Penggerebekan bermula dari laporan warga yang masuk melalui layanan cepat 110. Menindaklanjuti laporan itu, Tim Patroli Presisi Siraju Polres Jepara langsung bergerak ke lokasi kos-kosan yang diduga kerap dijadikan tempat perbuatan melanggar norma.
Setibanya di lokasi, petugas melakukan pemeriksaan di sejumlah kamar kos. Hasilnya, ditemukan tujuh pasangan yang berada di dalam kamar secara berduaan dan diketahui bukan pasangan suami istri yang sah. Seluruh pasangan tersebut kemudian diamankan untuk dimintai keterangan lebih lanjut.
Kapolres Jepara melalui Kasihumas AKP Dwi Prayitna membenarkan adanya razia tersebut. Ia menjelaskan bahwa kegiatan itu merupakan respons cepat atas laporan masyarakat.
“Benar bahwa Polres Jepara melalui Tim Patroli Presisi Siraju telah melakukan razia di lokasi kos-kosan yang dijadikan tempat pasangan tidak resmi. Kegiatan ini berawal dari laporan warga melalui Call Center Polri 110 dan langsung kami tindak lanjuti,” ujar AKP Dwi saat ditemui di Mapolres Jepara, Minggu (18/1/2026).
Menurutnya, razia tersebut dilakukan sebagai bagian dari upaya penegakan ketertiban dan menjaga norma sosial di tengah masyarakat. Para pasangan yang terjaring tidak diproses pidana, namun diberikan pembinaan agar tidak mengulangi perbuatannya.
“Dengan membawa pasangan bukan suami istri ke kantor polisi, diharapkan dapat memberikan efek jera bagi siapa pun yang melanggar norma asusila,” lanjutnya.

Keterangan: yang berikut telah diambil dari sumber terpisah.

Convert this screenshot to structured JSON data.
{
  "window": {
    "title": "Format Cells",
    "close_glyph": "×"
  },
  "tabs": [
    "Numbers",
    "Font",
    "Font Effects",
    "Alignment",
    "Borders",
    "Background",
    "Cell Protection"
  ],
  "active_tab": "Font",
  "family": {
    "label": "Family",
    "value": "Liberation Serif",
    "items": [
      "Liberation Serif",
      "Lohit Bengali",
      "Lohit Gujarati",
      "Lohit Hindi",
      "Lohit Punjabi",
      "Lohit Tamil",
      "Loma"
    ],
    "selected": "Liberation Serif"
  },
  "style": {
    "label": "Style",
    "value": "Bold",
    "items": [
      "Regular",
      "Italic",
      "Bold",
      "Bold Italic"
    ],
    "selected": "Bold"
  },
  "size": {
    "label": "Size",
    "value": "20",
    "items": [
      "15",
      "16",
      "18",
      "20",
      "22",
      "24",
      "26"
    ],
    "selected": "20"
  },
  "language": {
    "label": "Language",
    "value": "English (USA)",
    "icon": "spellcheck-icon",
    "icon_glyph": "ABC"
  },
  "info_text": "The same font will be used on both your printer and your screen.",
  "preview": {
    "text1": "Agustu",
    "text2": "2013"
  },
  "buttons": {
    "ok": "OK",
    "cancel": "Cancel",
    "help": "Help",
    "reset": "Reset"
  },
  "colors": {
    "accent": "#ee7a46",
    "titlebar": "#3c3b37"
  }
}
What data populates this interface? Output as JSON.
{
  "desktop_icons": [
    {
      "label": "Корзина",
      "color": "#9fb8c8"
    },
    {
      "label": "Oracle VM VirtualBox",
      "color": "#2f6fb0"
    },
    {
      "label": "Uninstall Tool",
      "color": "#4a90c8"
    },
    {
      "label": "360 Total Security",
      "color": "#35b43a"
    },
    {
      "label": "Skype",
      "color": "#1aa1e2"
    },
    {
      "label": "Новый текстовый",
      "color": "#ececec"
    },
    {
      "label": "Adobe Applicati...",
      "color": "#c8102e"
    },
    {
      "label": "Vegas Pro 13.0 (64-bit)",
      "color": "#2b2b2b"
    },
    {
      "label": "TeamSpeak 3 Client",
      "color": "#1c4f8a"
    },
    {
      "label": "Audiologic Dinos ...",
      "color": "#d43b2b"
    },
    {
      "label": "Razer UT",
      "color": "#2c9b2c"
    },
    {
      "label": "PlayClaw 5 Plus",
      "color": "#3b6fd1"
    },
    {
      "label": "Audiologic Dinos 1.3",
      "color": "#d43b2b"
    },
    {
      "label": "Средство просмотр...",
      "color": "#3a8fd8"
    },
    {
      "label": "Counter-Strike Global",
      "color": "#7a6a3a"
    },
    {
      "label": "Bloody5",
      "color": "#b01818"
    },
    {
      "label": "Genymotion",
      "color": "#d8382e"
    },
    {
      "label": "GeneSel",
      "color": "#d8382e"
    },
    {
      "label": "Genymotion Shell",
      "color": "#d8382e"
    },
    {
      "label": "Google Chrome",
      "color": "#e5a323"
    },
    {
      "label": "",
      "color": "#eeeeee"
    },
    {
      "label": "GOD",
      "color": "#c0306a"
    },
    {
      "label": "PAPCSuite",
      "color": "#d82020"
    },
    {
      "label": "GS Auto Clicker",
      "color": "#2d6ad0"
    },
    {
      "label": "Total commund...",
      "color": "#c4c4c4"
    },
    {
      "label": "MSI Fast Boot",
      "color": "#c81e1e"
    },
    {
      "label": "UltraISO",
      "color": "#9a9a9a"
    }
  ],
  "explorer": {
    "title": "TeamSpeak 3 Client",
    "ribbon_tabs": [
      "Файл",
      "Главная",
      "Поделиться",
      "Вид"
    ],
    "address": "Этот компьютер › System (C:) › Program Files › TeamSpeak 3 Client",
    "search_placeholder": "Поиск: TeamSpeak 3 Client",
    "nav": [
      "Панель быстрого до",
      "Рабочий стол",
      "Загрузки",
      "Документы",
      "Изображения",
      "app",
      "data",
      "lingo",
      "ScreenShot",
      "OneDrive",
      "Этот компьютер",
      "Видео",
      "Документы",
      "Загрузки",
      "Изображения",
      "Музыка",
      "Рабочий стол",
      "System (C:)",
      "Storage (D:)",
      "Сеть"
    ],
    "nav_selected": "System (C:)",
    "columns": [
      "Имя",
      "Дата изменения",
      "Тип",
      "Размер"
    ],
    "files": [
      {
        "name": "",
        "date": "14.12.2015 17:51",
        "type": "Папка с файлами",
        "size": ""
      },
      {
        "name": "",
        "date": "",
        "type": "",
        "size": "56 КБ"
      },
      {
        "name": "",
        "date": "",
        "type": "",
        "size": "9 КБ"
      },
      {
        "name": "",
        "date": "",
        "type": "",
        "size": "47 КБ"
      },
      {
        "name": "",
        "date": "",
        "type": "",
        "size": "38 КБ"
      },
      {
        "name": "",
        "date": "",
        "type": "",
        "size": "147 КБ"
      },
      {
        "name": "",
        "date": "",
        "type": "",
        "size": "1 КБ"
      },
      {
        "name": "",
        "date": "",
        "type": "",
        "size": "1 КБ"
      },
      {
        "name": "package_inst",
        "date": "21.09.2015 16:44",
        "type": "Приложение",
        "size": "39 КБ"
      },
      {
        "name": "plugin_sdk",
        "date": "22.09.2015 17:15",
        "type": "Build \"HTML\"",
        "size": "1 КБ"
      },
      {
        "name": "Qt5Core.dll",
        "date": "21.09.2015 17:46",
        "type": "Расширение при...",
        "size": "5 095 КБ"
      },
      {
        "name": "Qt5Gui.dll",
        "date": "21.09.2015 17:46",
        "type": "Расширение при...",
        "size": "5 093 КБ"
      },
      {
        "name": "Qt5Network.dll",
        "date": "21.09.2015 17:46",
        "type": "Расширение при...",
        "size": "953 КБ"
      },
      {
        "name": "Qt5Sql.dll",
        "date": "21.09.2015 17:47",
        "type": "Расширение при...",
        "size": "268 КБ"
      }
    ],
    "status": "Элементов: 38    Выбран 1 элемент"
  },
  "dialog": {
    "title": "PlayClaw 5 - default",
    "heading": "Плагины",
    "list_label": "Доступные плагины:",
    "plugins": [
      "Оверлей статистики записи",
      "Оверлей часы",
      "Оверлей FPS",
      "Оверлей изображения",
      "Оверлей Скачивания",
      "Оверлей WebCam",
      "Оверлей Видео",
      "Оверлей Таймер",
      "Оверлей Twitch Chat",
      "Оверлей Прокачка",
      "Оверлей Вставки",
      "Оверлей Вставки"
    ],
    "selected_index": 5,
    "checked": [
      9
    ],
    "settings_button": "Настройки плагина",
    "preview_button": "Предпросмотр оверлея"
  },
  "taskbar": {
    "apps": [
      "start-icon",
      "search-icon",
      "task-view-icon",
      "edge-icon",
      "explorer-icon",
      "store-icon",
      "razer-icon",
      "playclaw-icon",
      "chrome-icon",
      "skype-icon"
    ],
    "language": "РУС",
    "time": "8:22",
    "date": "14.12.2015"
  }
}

Selain mengamankan pasangan yang terjaring, petugas juga memberikan peringatan kepada pemilik dan pengelola kos agar lebih ketat dalam melakukan pengawasan terhadap penghuni. Polisi menegaskan agar tempat indekos tidak disalahgunakan untuk kegiatan yang melanggar norma dan ketertiban umum.
“Kami harapkan keberadaan kos-kosan tidak digunakan untuk perbuatan asusila. Pemilik dan pengelola harus lebih selektif serta aktif mengawasi,” tegasnya.
Pihak kepolisian juga mengapresiasi peran aktif masyarakat yang peduli terhadap keamanan dan ketertiban lingkungan. AKP Dwi mengingatkan agar layanan Call Center Polri 110 digunakan secara bijak dan tidak disalahgunakan.
“Kami mengucapkan terima kasih kepada warga yang telah mempercayai layanan Call Center Polri 110. Laporkan setiap kejadian yang membutuhkan kehadiran kami, dan pasti akan kami respons dengan cepat,” tandasnya.